Phaidon Press Inc., 2001.

 

Reviewed by Michael McPherson

 

Graphic designers (presumably with the support of publishers) seem to have embraced the principle that size matters. First there was Life Style, Bruce Mau's cinder-block-size illustrated meditation/portfolio. And now, at more than a thousand pages and weighing in at slightly less than a large infant, we have Alan Fletcher's The Art of Looking Sideways.

 

One of the founding partners of the celebrated multidisciplinary design firm Pentagram, Fletcher is a consulting art director of the Phaidon Press, the book’s publisher. It was through Graphic Design: Visual Comparisons, a modest volume he and his pre-Pentagram partners, Bob Gill and Colin Forbes, authored and designed in the 1960s, that I first became aware of the expressive possibilities of graphic design.
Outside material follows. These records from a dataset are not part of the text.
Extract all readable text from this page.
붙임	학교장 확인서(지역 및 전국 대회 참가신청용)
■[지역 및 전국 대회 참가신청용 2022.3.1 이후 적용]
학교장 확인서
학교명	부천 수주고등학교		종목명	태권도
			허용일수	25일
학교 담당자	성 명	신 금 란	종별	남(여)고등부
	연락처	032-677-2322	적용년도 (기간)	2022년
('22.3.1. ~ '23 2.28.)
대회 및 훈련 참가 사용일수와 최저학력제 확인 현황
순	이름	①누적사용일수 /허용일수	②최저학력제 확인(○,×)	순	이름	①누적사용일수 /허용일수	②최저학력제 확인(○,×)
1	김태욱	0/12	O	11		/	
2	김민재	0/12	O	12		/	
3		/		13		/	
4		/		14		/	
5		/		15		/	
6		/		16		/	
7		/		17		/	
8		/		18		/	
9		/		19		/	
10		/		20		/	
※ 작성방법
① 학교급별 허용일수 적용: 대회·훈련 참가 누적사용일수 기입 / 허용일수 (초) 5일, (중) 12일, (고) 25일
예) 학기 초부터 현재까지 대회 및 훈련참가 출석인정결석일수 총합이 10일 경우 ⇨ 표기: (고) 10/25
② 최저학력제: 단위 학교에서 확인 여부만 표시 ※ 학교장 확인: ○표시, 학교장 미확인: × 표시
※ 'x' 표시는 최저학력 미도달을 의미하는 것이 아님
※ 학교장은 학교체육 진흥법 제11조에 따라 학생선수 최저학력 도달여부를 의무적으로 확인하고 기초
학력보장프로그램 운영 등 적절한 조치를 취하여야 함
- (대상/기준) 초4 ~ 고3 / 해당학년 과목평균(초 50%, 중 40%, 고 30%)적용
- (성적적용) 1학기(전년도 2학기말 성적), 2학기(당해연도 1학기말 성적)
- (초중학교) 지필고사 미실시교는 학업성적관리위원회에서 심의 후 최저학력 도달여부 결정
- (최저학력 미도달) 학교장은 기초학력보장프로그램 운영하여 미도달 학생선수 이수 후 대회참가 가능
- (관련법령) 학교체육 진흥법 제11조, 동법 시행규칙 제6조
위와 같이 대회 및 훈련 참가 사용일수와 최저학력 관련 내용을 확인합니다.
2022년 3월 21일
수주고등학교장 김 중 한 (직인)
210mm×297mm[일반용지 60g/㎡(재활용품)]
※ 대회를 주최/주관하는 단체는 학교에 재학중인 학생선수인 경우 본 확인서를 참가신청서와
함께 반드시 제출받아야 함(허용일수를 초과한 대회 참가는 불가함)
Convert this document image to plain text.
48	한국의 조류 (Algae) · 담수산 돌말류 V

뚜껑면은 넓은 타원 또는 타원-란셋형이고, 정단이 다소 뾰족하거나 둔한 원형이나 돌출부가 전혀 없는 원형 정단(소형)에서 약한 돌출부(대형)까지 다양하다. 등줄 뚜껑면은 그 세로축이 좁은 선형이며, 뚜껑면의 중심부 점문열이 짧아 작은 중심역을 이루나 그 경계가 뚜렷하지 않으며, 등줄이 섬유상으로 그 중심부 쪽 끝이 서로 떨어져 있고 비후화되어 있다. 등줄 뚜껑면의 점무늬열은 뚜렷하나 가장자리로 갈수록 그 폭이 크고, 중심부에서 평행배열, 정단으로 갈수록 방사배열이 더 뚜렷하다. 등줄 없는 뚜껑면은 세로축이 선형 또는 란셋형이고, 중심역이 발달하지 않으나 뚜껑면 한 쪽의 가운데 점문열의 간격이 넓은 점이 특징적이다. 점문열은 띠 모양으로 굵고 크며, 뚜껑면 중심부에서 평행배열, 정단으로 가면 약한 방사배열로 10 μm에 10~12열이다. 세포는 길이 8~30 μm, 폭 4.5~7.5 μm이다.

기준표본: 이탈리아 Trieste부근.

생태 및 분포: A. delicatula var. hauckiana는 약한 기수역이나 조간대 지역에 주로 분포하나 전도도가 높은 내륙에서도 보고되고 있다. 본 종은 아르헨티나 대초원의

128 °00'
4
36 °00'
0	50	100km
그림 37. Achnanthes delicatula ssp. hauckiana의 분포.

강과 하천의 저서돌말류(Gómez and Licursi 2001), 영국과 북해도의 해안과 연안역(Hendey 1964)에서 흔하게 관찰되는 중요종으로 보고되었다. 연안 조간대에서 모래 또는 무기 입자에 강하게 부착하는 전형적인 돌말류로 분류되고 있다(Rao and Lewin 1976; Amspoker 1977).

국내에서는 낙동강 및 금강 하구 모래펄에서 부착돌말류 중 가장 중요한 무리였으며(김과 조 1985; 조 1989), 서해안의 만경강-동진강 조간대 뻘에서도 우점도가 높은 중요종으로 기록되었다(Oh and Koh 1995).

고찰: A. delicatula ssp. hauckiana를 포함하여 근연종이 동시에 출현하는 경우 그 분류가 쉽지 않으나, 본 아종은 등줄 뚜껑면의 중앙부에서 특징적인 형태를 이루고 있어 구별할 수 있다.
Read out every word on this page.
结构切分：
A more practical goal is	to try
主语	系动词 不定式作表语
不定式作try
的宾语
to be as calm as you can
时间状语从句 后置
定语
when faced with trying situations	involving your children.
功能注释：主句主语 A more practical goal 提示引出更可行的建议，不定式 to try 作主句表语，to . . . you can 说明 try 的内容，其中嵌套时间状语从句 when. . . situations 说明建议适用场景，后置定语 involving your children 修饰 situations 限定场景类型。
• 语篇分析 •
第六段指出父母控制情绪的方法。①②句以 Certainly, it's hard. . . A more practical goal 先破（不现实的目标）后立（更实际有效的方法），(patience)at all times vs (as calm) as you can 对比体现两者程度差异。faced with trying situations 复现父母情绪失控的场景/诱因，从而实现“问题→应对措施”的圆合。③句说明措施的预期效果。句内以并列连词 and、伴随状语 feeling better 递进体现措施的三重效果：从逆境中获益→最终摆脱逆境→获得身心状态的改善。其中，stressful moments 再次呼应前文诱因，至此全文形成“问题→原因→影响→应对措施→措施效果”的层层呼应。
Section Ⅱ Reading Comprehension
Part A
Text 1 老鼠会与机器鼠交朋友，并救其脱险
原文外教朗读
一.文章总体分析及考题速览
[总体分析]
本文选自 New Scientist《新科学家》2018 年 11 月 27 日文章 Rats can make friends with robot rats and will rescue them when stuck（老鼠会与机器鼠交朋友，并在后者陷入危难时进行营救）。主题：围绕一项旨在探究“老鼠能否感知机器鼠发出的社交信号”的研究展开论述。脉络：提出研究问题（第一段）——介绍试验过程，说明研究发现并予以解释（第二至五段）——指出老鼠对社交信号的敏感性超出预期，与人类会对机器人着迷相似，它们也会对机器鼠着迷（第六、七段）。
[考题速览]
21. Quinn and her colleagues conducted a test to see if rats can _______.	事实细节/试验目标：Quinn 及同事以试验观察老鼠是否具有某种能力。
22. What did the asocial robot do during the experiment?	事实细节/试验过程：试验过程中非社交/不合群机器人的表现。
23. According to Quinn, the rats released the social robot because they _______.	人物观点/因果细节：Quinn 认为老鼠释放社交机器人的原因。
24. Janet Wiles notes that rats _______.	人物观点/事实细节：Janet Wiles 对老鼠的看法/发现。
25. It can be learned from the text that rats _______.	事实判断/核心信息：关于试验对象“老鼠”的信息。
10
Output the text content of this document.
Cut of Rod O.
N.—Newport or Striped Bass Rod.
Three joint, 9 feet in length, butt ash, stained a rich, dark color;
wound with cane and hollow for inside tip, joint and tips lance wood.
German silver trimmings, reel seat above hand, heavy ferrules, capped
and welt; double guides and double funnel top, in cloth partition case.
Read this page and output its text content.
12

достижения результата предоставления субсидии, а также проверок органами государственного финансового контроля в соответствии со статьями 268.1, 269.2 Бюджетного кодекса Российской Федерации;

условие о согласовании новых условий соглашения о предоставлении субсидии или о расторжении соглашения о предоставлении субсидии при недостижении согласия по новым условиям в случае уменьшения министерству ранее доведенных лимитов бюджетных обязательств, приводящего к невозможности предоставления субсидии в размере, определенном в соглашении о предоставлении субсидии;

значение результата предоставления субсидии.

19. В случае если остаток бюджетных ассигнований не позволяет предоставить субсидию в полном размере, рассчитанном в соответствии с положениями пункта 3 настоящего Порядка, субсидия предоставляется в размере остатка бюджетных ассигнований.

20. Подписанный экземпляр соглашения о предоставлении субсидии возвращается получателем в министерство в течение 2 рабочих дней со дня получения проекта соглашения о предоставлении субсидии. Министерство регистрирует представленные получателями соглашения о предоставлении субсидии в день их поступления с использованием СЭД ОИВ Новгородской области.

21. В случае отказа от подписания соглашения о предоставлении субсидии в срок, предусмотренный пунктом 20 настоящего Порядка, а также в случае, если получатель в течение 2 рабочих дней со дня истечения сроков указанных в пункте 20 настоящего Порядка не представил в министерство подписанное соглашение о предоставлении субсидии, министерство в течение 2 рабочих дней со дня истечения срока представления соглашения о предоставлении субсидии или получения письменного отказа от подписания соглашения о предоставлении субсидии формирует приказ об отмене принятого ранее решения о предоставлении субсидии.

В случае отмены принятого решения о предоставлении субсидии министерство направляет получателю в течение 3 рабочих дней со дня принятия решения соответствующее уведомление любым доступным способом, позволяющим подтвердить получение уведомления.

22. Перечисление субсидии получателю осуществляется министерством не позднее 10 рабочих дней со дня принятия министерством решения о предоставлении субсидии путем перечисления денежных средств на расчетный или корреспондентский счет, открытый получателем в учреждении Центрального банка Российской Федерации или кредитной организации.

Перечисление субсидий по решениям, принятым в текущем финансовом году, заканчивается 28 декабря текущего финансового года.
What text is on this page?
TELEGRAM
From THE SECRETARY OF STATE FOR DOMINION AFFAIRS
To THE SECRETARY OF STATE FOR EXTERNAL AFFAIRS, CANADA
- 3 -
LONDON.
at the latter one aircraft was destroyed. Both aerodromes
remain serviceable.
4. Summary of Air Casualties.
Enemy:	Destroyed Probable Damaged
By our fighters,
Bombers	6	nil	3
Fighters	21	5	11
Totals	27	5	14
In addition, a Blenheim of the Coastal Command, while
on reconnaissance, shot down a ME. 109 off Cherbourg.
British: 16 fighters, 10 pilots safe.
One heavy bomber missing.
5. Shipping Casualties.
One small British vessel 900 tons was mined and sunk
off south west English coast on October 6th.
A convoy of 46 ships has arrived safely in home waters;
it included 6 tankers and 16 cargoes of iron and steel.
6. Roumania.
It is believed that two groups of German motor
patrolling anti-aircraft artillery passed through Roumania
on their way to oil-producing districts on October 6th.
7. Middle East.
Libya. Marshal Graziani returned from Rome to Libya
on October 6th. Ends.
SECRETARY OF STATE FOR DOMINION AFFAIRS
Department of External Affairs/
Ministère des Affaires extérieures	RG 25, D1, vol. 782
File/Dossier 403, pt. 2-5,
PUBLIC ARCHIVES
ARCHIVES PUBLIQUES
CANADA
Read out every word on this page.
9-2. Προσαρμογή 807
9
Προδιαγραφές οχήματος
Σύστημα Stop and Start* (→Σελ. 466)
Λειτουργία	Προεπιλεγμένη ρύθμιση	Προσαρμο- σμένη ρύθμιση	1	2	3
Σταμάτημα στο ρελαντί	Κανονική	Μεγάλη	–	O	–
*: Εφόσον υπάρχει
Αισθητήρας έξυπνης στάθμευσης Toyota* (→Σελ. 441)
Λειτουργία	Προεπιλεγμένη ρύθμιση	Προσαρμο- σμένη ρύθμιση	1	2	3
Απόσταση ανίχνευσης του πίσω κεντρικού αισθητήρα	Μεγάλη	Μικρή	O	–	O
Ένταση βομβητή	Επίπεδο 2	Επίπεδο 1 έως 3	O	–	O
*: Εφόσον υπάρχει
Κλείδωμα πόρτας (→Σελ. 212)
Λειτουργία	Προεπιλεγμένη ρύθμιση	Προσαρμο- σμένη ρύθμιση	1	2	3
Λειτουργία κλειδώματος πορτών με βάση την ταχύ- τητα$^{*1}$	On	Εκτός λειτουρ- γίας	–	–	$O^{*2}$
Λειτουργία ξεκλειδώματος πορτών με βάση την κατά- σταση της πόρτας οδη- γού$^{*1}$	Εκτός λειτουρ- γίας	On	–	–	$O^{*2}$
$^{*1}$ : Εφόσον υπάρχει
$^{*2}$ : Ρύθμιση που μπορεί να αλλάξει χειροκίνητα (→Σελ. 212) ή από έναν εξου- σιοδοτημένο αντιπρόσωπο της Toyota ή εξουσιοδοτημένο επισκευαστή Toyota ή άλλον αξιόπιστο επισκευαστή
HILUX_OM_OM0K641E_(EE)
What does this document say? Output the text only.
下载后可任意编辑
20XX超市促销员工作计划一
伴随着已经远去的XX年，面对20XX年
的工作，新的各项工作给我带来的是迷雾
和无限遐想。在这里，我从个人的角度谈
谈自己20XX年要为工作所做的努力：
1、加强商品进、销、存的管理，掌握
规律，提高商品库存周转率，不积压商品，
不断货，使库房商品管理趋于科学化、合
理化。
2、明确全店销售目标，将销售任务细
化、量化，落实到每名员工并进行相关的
The good taste, agile wit, and sense of fun and play of that book are in full display in this career-capping tome.

 

The book is not designed to be read in the usual way, beginning-middle-end. The Art of Looking Sideways is a vast assemblage of visual and verbal epiphanies, gathered during a lifetime of reading, looking, and collecting, a kind of Bartlett’s Familiar Quotations on steroids. A quote from Balzac—”Strolling is the gastronomy of the eye. To walk is to vegetate, to stroll is to live,”—is apt, for the book is best experienced as a stroll, picking up this, pondering that, until the weight of insights overwhelms our ability to absorb. A self-described “visual jackdaw,” Fletcher encourages us to experience without analyzing, to relax our minds and to open our eyes.

 

In addition to the thousands of lines from Blake, Whitman, Goethe, et al., the book includes photographs, illustrations, cartoons, drawings from Fletcher’s sketchbooks, and other visual and mental bric-a-brac nested into 72 chapters, with titles like Composition, Symbols, Value, and Imaging. Occasionally, the quotations verge on the precious. Words from e. e. cummings, “always the beautiful answer who asks the more beautiful question,” inscribed on a single page in Fletcher’s expressively spiky writing, is the kind of thing that gives calligraphy a bad name. But such lapses are few. The inventive typographic interpretations of various texts are a treat, for Fletcher rarely repeats himself, and he is a master of matching typographic form with the voice and content of the words.

 

For his whole career, Alan Fletcher has practiced design with intelligence, curiosity, insight, and exuberance, and all those virtues are on display in this volume. Every page touches on the primal impulse to assemble the elements of the world into coherent and lively wholes, to design. I am confident that many future designers will cite their first encounter with The Art of Looking Sideways as a career-launching event.

 

Michael McPherson is a partner and creative consultant at Corey McPherson Nash in Watertown, Massachusetts.